Еще одна ловушка - это та легкость, с которой специальный жаргон может использоваться для создания тавтологических теорий; они внутренне последовательны и удовлетворительны в интеллектуальном смысле, но не потому, что действительно объясняют факты, а потому, что использованные в них специальные термины красиво между собой связаны. На мой взгляд, источником того, что некоторые аналитики очарованы взлелеянной Фрейдом концепцией "психического аппарата", является не точность отражения работы человеческой психики, а интеллектуальная и эстетическая привлекательность внутренне последовательной теории. Ее части идеально сочетаются друг с другом, и это сохранится даже в том случае, если будет доказано, что все это чепуха.

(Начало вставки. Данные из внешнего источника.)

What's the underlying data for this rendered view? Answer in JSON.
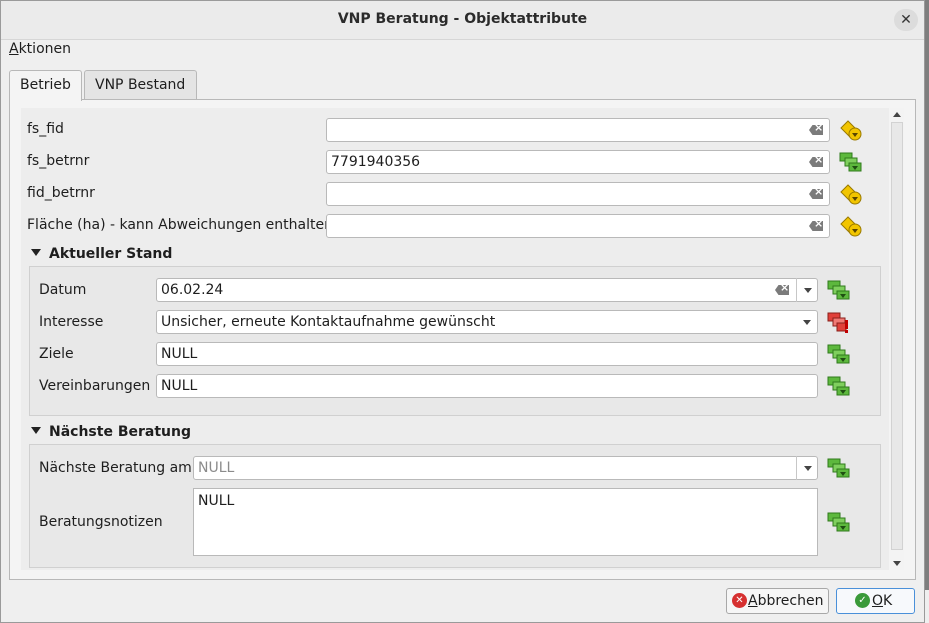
{
  "window": {
    "title": "VNP Beratung - Objektattribute",
    "close_icon": "close-icon"
  },
  "menu": {
    "aktionen": {
      "accel": "A",
      "rest": "ktionen"
    }
  },
  "tabs": [
    {
      "label": "Betrieb",
      "active": true
    },
    {
      "label": "VNP Bestand",
      "active": false
    }
  ],
  "fields": {
    "fs_fid": {
      "label": "fs_fid",
      "value": ""
    },
    "fs_betrnr": {
      "label": "fs_betrnr",
      "value": "7791940356"
    },
    "fid_betrnr": {
      "label": "fid_betrnr",
      "value": ""
    },
    "flaeche": {
      "label": "Fläche (ha) - kann Abweichungen enthalten",
      "value": ""
    }
  },
  "aktueller_stand": {
    "header": "Aktueller Stand",
    "datum": {
      "label": "Datum",
      "value": "06.02.24"
    },
    "interesse": {
      "label": "Interesse",
      "value": "Unsicher, erneute Kontaktaufnahme gewünscht"
    },
    "ziele": {
      "label": "Ziele",
      "value": "NULL"
    },
    "vereinbarungen": {
      "label": "Vereinbarungen",
      "value": "NULL"
    }
  },
  "naechste_beratung": {
    "header": "Nächste Beratung",
    "am": {
      "label": "Nächste Beratung am",
      "value": "NULL"
    },
    "notizen": {
      "label": "Beratungsnotizen",
      "value": "NULL"
    }
  },
  "buttons": {
    "cancel": {
      "accel": "A",
      "rest": "bbrechen"
    },
    "ok": {
      "accel": "O",
      "rest": "K"
    }
  },
  "colors": {
    "accent": "#4a90d9",
    "cancel_icon": "#d63030",
    "ok_icon": "#3a9a3a",
    "yellow_icon": "#f2c500",
    "green_icon": "#5db83d",
    "red_icon": "#e0403a"
  }
}
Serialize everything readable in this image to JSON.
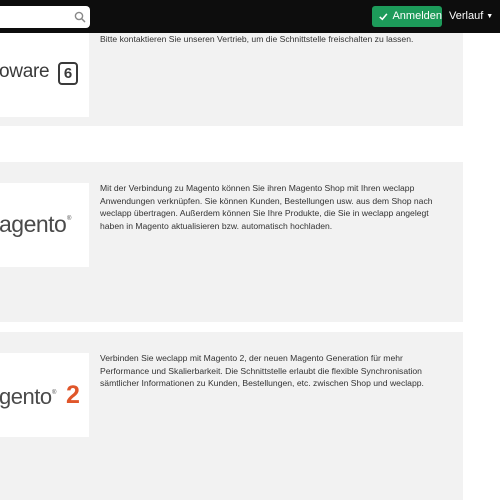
{
  "header": {
    "search": {
      "value": "",
      "placeholder": ""
    },
    "login_label": "Anmelden",
    "history_label": "Verlauf",
    "colors": {
      "bar": "#0d0d0d",
      "login": "#1d9b5a"
    }
  },
  "cards": [
    {
      "logo_text": "oware",
      "logo_badge": "6",
      "text": "Bitte kontaktieren Sie unseren Vertrieb, um die Schnittstelle freischalten zu lassen."
    },
    {
      "logo_text": "agento",
      "logo_reg": "®",
      "text": "Mit der Verbindung zu Magento können Sie ihren Magento Shop mit Ihren weclapp Anwendungen verknüpfen. Sie können Kunden, Bestellungen usw. aus dem Shop nach weclapp übertragen. Außerdem können Sie Ihre Produkte, die Sie in weclapp angelegt haben in Magento aktualisieren bzw. automatisch hochladen."
    },
    {
      "logo_text": "gento",
      "logo_reg": "®",
      "logo_badge": "2",
      "text": "Verbinden Sie weclapp mit Magento 2, der neuen Magento Generation für mehr Performance und Skalierbarkeit. Die Schnittstelle erlaubt die flexible Synchronisation sämtlicher Informationen zu Kunden, Bestellungen, etc. zwischen Shop und weclapp."
    }
  ]
}
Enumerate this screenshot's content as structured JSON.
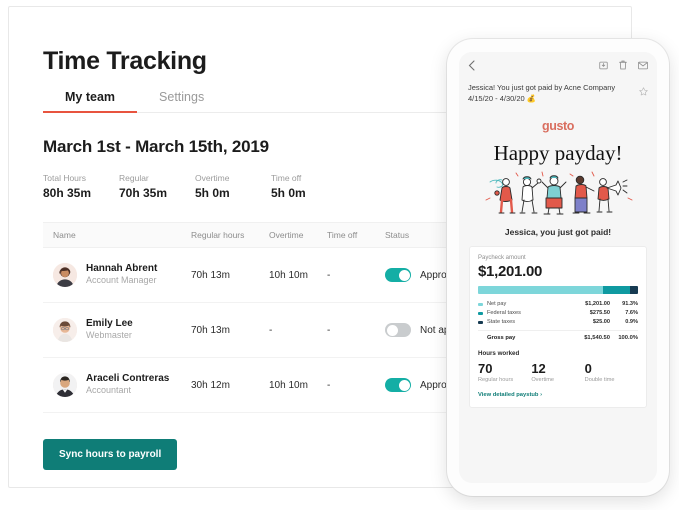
{
  "desktop": {
    "page_title": "Time Tracking",
    "tabs": [
      {
        "label": "My team",
        "active": true
      },
      {
        "label": "Settings",
        "active": false
      }
    ],
    "date_range": "March 1st - March 15th, 2019",
    "summary": [
      {
        "label": "Total Hours",
        "value": "80h 35m"
      },
      {
        "label": "Regular",
        "value": "70h 35m"
      },
      {
        "label": "Overtime",
        "value": "5h 0m"
      },
      {
        "label": "Time off",
        "value": "5h 0m"
      }
    ],
    "table": {
      "columns": [
        "Name",
        "Regular hours",
        "Overtime",
        "Time off",
        "Status"
      ],
      "rows": [
        {
          "name": "Hannah Abrent",
          "role": "Account Manager",
          "regular_hours": "70h 13m",
          "overtime": "10h 10m",
          "time_off": "-",
          "status": "Approved",
          "approved": true
        },
        {
          "name": "Emily Lee",
          "role": "Webmaster",
          "regular_hours": "70h 13m",
          "overtime": "-",
          "time_off": "-",
          "status": "Not approved",
          "approved": false
        },
        {
          "name": "Araceli Contreras",
          "role": "Accountant",
          "regular_hours": "30h 12m",
          "overtime": "10h 10m",
          "time_off": "-",
          "status": "Approved",
          "approved": true
        }
      ]
    },
    "sync_button": "Sync hours to payroll",
    "accent_color": "#e8543f",
    "teal_color": "#0f7d77"
  },
  "phone": {
    "mail_header": {
      "back_icon": "chevron-left-icon",
      "icons": [
        "archive-icon",
        "trash-icon",
        "mail-icon"
      ],
      "star_icon": "star-icon"
    },
    "subject": "Jessica! You just got paid by Acne Company 4/15/20 - 4/30/20 💰",
    "brand": "gusto",
    "headline": "Happy payday!",
    "greeting": "Jessica, you just got paid!",
    "paycheck": {
      "label": "Paycheck amount",
      "amount": "$1,201.00",
      "breakdown": [
        {
          "name": "Net pay",
          "value": "$1,201.00",
          "pct": "91.3%",
          "color": "#7dd6da",
          "width": 78
        },
        {
          "name": "Federal taxes",
          "value": "$275.50",
          "pct": "7.6%",
          "color": "#0f9aa1",
          "width": 17
        },
        {
          "name": "State taxes",
          "value": "$25.00",
          "pct": "0.9%",
          "color": "#173b52",
          "width": 5
        }
      ],
      "total": {
        "name": "Gross pay",
        "value": "$1,540.50",
        "pct": "100.0%"
      }
    },
    "hours": {
      "title": "Hours worked",
      "items": [
        {
          "num": "70",
          "label": "Regular hours"
        },
        {
          "num": "12",
          "label": "Overtime"
        },
        {
          "num": "0",
          "label": "Double time"
        }
      ]
    },
    "paystub_link": "View detailed paystub ›"
  }
}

Следующая ловушка возникает, когда жаргон используется для прикрытия невежества. Ученые слова, особенно те, что происходят из древних языков, звучат выразительно и могут произвести сильное впечатление на простаков. Психиатры, следуя давно установившейся медицинской традиции, чаще грешат этой формой бессознательного обмана, чем аналитики. Суть фокуса в том, чтобы жалобы пациента перевести на греческий язык и затем убедить его, что все беспокойства вызваны заморской болезнью с экзотическим названием. Пациент жалуется на потерю памяти, и врач говорит, что он страдает амнезией; пациент боится открытых пространств, и врач говорит ему, что у него агорафобия. Любопытно, что обе стороны довольны результатом: врач чувствует, что он что-то сделал, а пациент доволен тем, что его страдание получило название и стало менее таинственным, Похоже, сам Фрейд был в высшей степени свободен от дурмана слов. Хотя психоанализ показал, что не состояние психики, а динамические процессы являются тем, что имеет значение, его менее всего воспевают за то, что он избавил психиатрию от озабоченности диагностическим искусством.

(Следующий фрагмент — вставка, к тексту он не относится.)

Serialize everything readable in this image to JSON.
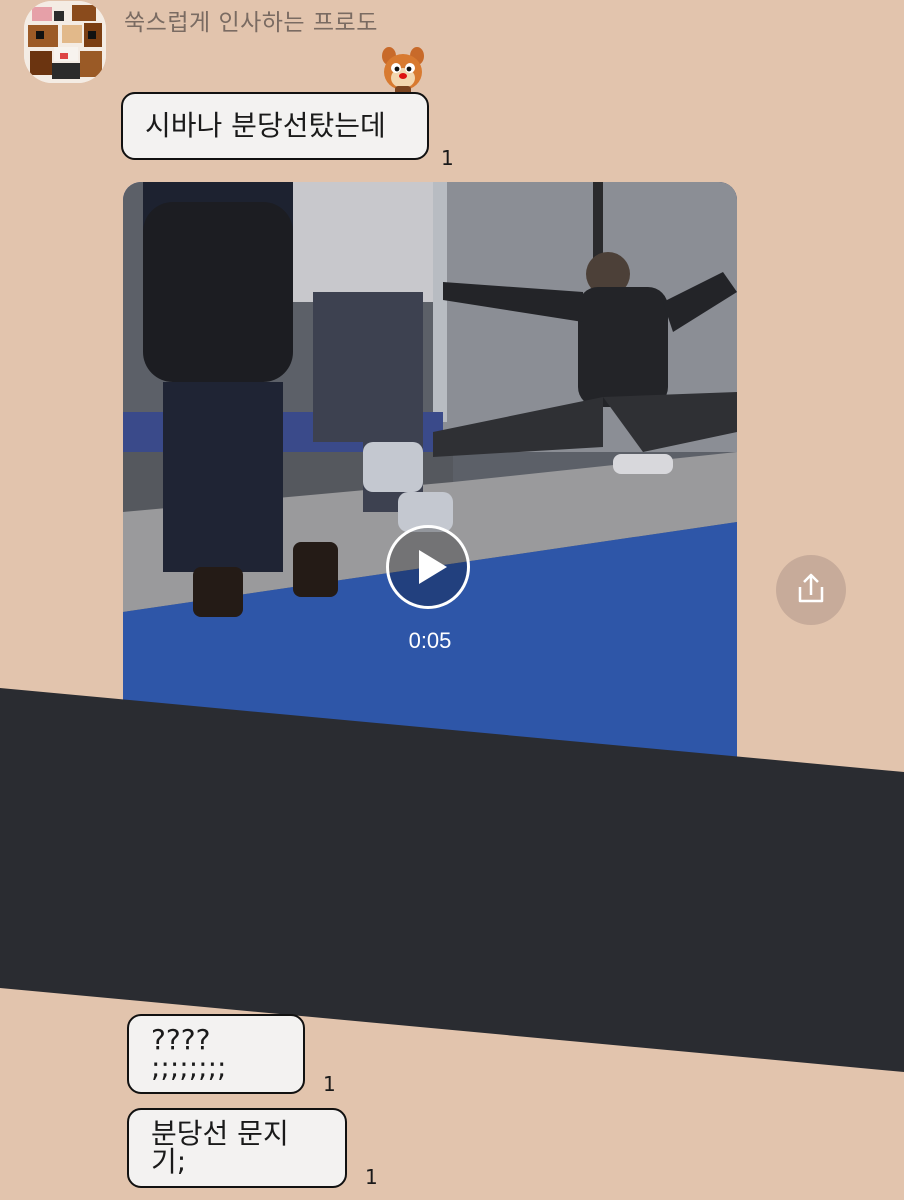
{
  "chat": {
    "sender_name": "쑥스럽게 인사하는 프로도",
    "messages": [
      {
        "text": "시바나 분당선탔는데",
        "unread": "1"
      },
      {
        "text": "???? ;;;;;;;;",
        "unread": "1"
      },
      {
        "text": "분당선 문지기;",
        "unread": "1"
      }
    ],
    "video": {
      "duration": "0:05"
    }
  },
  "icons": {
    "avatar": "pixel-character-avatar",
    "sticker": "chipmunk-sticker",
    "play": "play-icon",
    "share": "share-icon"
  },
  "colors": {
    "background": "#e2c4ad",
    "bubble": "#f3f2f1",
    "redaction": "#2a2c31",
    "share_button": "#c7ab9a"
  }
}
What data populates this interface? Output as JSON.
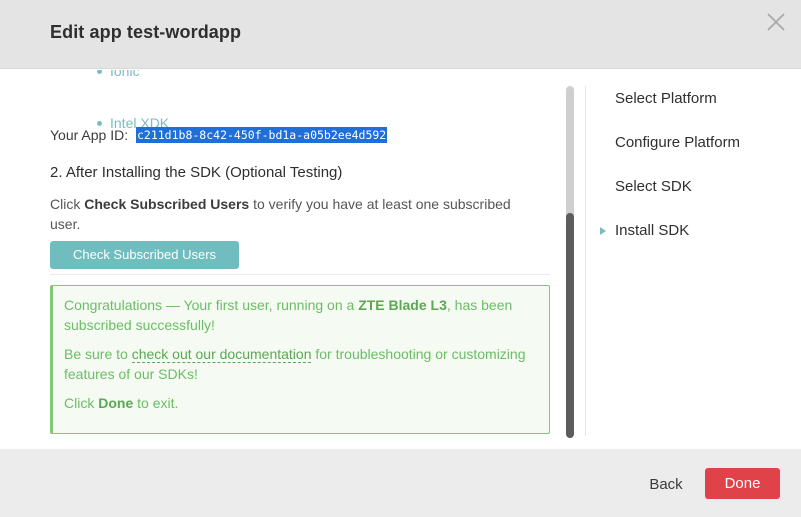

Справившись с жаргоном, читатель, полный решимости одолеть психоанализ, вынужден, если он англоязычен, вступить в борьбу с трудностями, обусловленными тем, что вначале психоаналитическая литература писалась и, более того, концептуально продумывалась на немецком языке.

К сожалению, мысли не могут быть перенесены целиком из одного языка в другой путем простого их перевода, слово за словом, и поэтому необходимо серьезно предусматривать возможность того, что нечто существенное может произойти с идеей иди теорией при переводе ее на другой язык. Подобно иммигрантам, иноязычные идеи лишь с трудом ассимилируются, а ко времени их Натурализации они, похоже, уже претерпевают изменения. Джеффри Горер в очерке, озаглавленном "Культурное сообщество и культурное многообразие", показал, что те четыре свободы, о которых мы так много слышали в конце Второй мировой войны, - свобода слова, свобода религии, свобода от нужды и свободы от страха - фактически не имеют смысла ни в каком другом языке, кроме английского, по той простой причине, что ни в одном другом языке нет слова, аналогичного нашему "freedom" ("свобода"), которое означает и вне иметь препятствий", и "подлежать защите от". Точно так же плохо переносят путешествие многие психоаналитические понятия, что создает трудности для читателей, вынужденных знакомиться с ними из вторых рук.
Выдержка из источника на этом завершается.